İlk zamnlar da Hz. Peygamber, Cibril-i Emin'in getirdiği vahyi ezbere alabilmek için onunla birlikte okumaktaydı. Yüce Allah (c.c.) indirdiği ayetlerde vahyin geldiği sırada sadece dinlemesini, o ayetleri kalbinde ve zihninde tesbit etmenin kendisine ait olduğunu bildirdi. ( Kıyame Suresi, 16/19) Bundan böyle Hz.Peygamber sadece dinledi. Vahiy olduğu gibi kalbine nakşedildi. Hayatının sonuna kadar hiç bir ayette yanılmadı, kekelemedi, bir ayetten başka bir ayete geçme durumu olmadığı gibi unuttuğu bir ayette olmadı.

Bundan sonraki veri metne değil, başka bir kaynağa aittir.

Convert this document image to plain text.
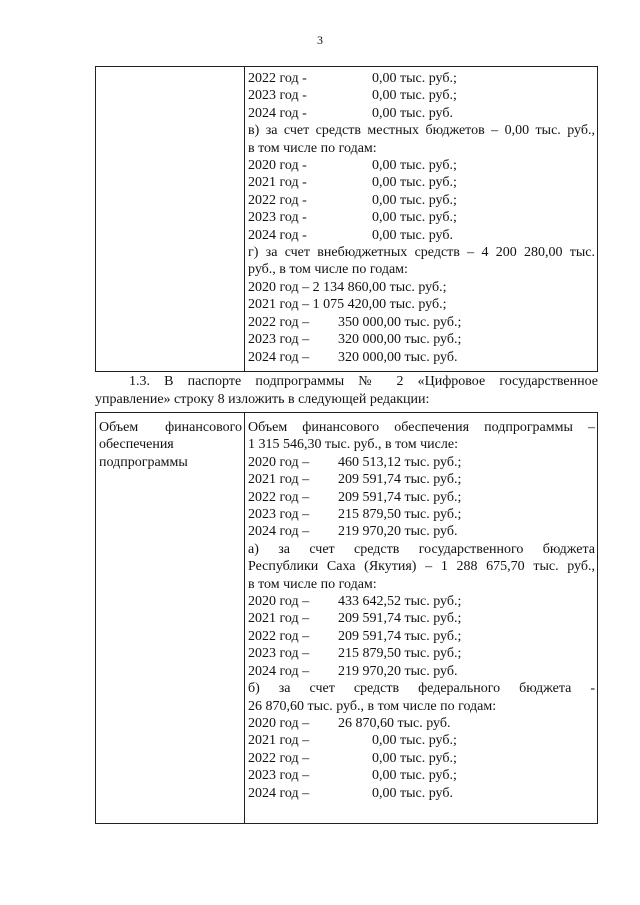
3

2022 год -	0,00 тыс. руб.;
2023 год -	0,00 тыс. руб.;
2024 год -	0,00 тыс. руб.
в) за счет средств местных бюджетов – 0,00 тыс. руб.,
в том числе по годам:
2020 год -	0,00 тыс. руб.;
2021 год -	0,00 тыс. руб.;
2022 год -	0,00 тыс. руб.;
2023 год -	0,00 тыс. руб.;
2024 год -	0,00 тыс. руб.
г) за счет внебюджетных средств – 4 200 280,00 тыс.
руб., в том числе по годам:
2020 год – 2 134 860,00 тыс. руб.;
2021 год – 1 075 420,00 тыс. руб.;
2022 год – 350 000,00 тыс. руб.;
2023 год – 320 000,00 тыс. руб.;
2024 год – 320 000,00 тыс. руб.
1.3. В паспорте подпрограммы № 2 «Цифровое государственное
управление» строку 8 изложить в следующей редакции:
Объем финансового
обеспечения
подпрограммы

Объем финансового обеспечения подпрограммы –
1 315 546,30 тыс. руб., в том числе:
2020 год – 460 513,12 тыс. руб.;
2021 год – 209 591,74 тыс. руб.;
2022 год – 209 591,74 тыс. руб.;
2023 год – 215 879,50 тыс. руб.;
2024 год – 219 970,20 тыс. руб.
а) за счет средств государственного бюджета
Республики Саха (Якутия) – 1 288 675,70 тыс. руб.,
в том числе по годам:
2020 год – 433 642,52 тыс. руб.;
2021 год – 209 591,74 тыс. руб.;
2022 год – 209 591,74 тыс. руб.;
2023 год – 215 879,50 тыс. руб.;
2024 год – 219 970,20 тыс. руб.
б) за счет средств федерального бюджета -
26 870,60 тыс. руб., в том числе по годам:
2020 год – 26 870,60 тыс. руб.
2021 год –	0,00 тыс. руб.;
2022 год –	0,00 тыс. руб.;
2023 год –	0,00 тыс. руб.;
2024 год –	0,00 тыс. руб.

İslam'ın açıkca insanlara duyurulması, ötedenberi putperest bir hayata alışmış ve özellikle güçsüzlerin omuzlarına basıp yükselmiş olanların hoşuna gitmedi. Bu davayı durdurabilmek için güçlerinin yettiği her çareye başvurarak, İslam'ı kabul ettiğini öğrendikleri insanları eski dinlerine çevirmeye çalıştılar.

Sa'd b. Ebi Vakkas'ın annesi, oğluna ,tekrar eski dinine dönmesini teklif etmiş, kabul etmeyince ölüm orucuna başlamıştı. Defalarca ayılıp bayılan kadın oğlunun yalvarmalarına cevap vermemiş, tek yolun İslam'ı terketmek olduğunu bildirmişti. Annesini pek seven Sa'd iyice bunalmış ve durumu Hz. Peygambere arzetmek üzere gelmişti. Fakat o daha derdini anlatmadan Hz. Peygamber'i vahiy hali bürümüş, daha sonra Hz. Peygamber Sa'd b. Ebi Vakkas'a dönerek şu ayeti okumuştur. ' Biz insana ana ve babasını tavsiye ettik. Anası onu meşakkat üzerine meşakkat çekerek taşımıştır. Sütten kesilmesi de iki senededir. Biz insana şu emri verdik. Hem bana, hem ana ve babana şükret. Dönüş sadece banadır. Eğer onlar bilmediğin bir varlığı bana eş koşman için baskı yaparlarsa onlara itaat etme, yine de dünya hayatında onlara iyilikle sahip ol, fakat bana yönelen Peygamberin yolunu tut. Sonra dönüp bana geleceksiniz. O zaman ben size neler yaptığınızı haber verir, hesabını sorarım. ' (Lokman Suresi, 14-15 ). Sa'd, Hz. Peygambere bir şey sormadı eve döndü ' Anneciğim yüz tane canın olsa da birer birer çıksa ben bu dini terk edemem. Bundan böyle arzu edersen yeme ve içme, arzu edersen beni kendi halime bırak ' dedi. Kadın oğlunu kararından vaz geçiremeyeciğini anlayınca ölüm orucuna son verdi.( İbn Kesir, Tefsir, 3/445 )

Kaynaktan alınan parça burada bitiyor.